I had been with generally the same group of kids since elementary school. In high school, when I began meeting people from other schools, I was often asked if I was half-Asian. It was interesting to me that my bigger eyes, double eyelids and ability to speak French would lend people to believe I was mixed race. In fact, in college, I have been asked on numerous occasions, "Are you Hapa?" I remember meeting someone who, after less than a minute of our conversation paused, asking, "Wait, so what are you?"
Growing up with white people who looked so obviously different than me, it was easy to racially disassociate myself with the idea of ‘white privilege’; however, it is important to note that this privilege is not exclusively gifted to white people, but in fact, to those who act white as well.
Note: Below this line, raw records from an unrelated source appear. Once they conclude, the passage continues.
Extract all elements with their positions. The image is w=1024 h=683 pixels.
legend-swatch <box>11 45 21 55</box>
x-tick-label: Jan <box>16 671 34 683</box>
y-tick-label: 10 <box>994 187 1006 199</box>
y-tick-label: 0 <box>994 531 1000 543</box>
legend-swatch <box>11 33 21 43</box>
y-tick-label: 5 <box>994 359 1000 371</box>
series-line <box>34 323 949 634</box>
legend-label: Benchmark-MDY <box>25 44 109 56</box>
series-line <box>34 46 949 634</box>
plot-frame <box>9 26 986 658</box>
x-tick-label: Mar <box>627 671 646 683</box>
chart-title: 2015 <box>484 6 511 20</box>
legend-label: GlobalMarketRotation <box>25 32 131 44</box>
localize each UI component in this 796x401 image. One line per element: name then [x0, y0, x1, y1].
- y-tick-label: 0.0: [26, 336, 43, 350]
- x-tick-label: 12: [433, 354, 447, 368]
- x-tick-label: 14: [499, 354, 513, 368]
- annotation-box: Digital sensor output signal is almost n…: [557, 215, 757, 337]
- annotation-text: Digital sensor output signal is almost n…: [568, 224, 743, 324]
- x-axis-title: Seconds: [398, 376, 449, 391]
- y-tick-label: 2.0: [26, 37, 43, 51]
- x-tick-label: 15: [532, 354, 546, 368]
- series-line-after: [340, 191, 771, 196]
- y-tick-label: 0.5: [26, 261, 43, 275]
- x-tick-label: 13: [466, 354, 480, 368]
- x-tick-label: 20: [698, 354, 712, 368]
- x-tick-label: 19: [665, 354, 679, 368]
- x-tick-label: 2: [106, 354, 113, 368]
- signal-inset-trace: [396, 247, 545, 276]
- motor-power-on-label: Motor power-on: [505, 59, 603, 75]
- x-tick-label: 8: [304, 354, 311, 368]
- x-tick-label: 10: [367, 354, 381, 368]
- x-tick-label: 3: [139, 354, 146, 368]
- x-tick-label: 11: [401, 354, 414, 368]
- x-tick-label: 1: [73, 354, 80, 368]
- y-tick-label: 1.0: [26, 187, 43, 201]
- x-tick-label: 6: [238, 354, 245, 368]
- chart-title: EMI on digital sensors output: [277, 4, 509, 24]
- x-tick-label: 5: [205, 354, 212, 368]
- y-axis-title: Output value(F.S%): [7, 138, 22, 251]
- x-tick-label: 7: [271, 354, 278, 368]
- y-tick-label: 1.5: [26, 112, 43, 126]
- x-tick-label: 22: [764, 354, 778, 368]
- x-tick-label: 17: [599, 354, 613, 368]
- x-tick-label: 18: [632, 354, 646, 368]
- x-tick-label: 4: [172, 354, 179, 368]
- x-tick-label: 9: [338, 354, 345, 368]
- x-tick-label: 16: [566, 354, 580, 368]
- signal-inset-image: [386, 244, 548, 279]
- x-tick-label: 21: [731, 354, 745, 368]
Unlike my parents, I can speak fluent English, which eradicated the language barrier they faced. I have always been trusted to check my white neighbors’ mail or babysit their kids. My tendency to shop at thrift stores is labeled ‘bougie’ and ‘retro-chic,’ but never assumed to be done out of necessity. Though I rarely explicitly acknowledge my white privilege, it has been particularly eminent in my life, allowing me many opportunities that have advanced me to where I am today.
While I will never be "white" as we currently define the term, I recognize that I have many of the privileges that white people do. They may or may not be attributed to a tiny nuance in my salient features. Nonetheless, I believe it important to recognize that while in many ways I am disadvantaged, I am also advantaged. And it is from this privileged standpoint that I should listen to the issues of others that may not be afforded the same privileges as me.